As part of its Gender (in)Justice series of programming, the CAC will present a lecture-demonstration with New York theater artist Kaneza Schaal, visual designer Christopher Myers, and performer Cornell Nate Alston around the creation of their work, JACK &. The piece, which premiered at Cincinnati’s Contemporary Arts Center in October 2018 followed by performances at the 2018 BAM Next Wave Festival, considers re-entry into society after prison; focusing not on the time one has served, but the measure of one’s dreaming that is given to the state.
During this discussion, Artists Kaneza Schaal, Christopher Myers and Cornell Alston will share the tools and materials employed to create JACK &. Attendees are invited into the creative, historical, and formal libraries of the production.

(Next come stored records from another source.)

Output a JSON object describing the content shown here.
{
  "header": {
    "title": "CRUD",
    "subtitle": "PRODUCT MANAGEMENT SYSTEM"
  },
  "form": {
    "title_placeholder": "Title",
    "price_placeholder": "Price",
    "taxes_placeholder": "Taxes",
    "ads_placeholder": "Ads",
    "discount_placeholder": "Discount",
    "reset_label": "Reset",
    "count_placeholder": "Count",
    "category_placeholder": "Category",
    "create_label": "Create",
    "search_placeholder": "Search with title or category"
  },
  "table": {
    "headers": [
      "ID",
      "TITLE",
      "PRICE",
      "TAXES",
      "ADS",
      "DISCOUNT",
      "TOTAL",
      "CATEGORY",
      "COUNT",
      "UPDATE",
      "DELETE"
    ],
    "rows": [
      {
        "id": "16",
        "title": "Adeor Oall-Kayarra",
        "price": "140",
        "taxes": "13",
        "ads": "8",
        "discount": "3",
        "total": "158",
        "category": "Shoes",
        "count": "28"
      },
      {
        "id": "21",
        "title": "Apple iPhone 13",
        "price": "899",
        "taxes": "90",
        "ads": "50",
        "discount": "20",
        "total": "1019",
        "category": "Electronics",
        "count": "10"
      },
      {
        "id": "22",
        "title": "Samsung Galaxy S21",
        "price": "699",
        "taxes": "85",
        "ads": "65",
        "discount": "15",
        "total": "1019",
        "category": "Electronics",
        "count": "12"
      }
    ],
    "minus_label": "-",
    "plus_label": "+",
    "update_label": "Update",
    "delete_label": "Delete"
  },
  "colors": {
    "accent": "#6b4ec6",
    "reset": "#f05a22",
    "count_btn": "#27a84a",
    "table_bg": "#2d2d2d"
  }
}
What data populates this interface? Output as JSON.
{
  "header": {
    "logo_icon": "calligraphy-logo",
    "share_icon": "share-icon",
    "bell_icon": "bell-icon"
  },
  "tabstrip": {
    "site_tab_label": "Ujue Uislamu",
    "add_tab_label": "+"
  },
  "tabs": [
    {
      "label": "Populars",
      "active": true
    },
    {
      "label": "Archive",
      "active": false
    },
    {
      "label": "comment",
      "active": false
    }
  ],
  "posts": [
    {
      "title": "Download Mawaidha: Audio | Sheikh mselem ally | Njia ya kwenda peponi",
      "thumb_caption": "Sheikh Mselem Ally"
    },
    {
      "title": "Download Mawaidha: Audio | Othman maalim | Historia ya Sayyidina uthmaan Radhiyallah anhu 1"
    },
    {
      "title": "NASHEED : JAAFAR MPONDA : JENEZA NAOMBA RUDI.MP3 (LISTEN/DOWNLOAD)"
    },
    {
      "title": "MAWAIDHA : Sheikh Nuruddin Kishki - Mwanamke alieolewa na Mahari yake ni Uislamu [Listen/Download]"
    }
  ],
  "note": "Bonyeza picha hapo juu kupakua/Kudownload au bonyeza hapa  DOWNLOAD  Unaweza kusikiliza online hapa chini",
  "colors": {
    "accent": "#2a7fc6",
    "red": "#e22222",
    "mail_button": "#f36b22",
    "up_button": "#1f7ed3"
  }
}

In November 2017, the CAC presented Schaal’s earlier work, Go Forth, which was created in association with Alston though he was ultimately unable to be released from prison for the performances. Schaal has worked on two occasions with Xavier University theater students and this presentation will be a collaboration between the CAC and Xavier, both the Performance Studies Lab and the Center for Equity, Justice, and the Human Spirit. Jo Kreiter gave a presentation at Xavier in February 2020, and the CAC will continue to include them in all aspects of Gender (in)Justice.
While the problems and problematics of mass incarceration in the United States have been recognized and acknowledged far and wide, the majority of initiatives both artistic and political have focused on the legislative and judiciary aspects of the problem; including sentencing guidelines, irregularity of prosecutorial conduct, and inconsistent application or access to legal structures. The stories from which these initiatives grow are indeed harrowing and thick with a kind of injustice that mirrors a societal analysis that separates the world into guilty and innocent parties, where the greatest miscarriage of justice is “the conviction or suffering of an innocent person” like some Perry Mason 1950s courtroom television show.

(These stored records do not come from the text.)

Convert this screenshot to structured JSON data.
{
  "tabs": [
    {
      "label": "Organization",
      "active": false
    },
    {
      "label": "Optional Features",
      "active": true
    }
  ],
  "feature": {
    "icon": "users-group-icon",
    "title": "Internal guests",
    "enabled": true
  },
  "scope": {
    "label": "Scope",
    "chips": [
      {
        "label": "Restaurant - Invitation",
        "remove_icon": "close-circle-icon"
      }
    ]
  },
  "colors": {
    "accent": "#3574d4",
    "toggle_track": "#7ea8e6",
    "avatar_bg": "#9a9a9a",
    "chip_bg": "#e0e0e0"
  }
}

There are, of course, some narratives that blur these distinctions, asking important questions like, “Do larger social structures have a role to play, or some burden to shoulder, in the guilt or innocence of the party and/or their actions.” But still the question of guilt and innocence looms large in our national narratives about incarceration, the weekly crimes played out across our national consciousness.
What then of the more than two million people currently incarcerated in the United States, who may or may not be able to interrogate their predicaments in terms that are friendly to the guilt- innocence dichotomy provided by the SVUs, NCISs, and Murder She Wrote’s? Is there a way to think about the price we as a society pay collectively, for incarcerating or limiting the freedom of over two percent of our population? This question lies less in the guilt or innocence of the parties involved, but rather in the image we have of ourselves or our society. If the United States is a nation made of dreams, what happens to the dreams of these millions of people? What does that debt of dreaming do to us as a country? as individuals?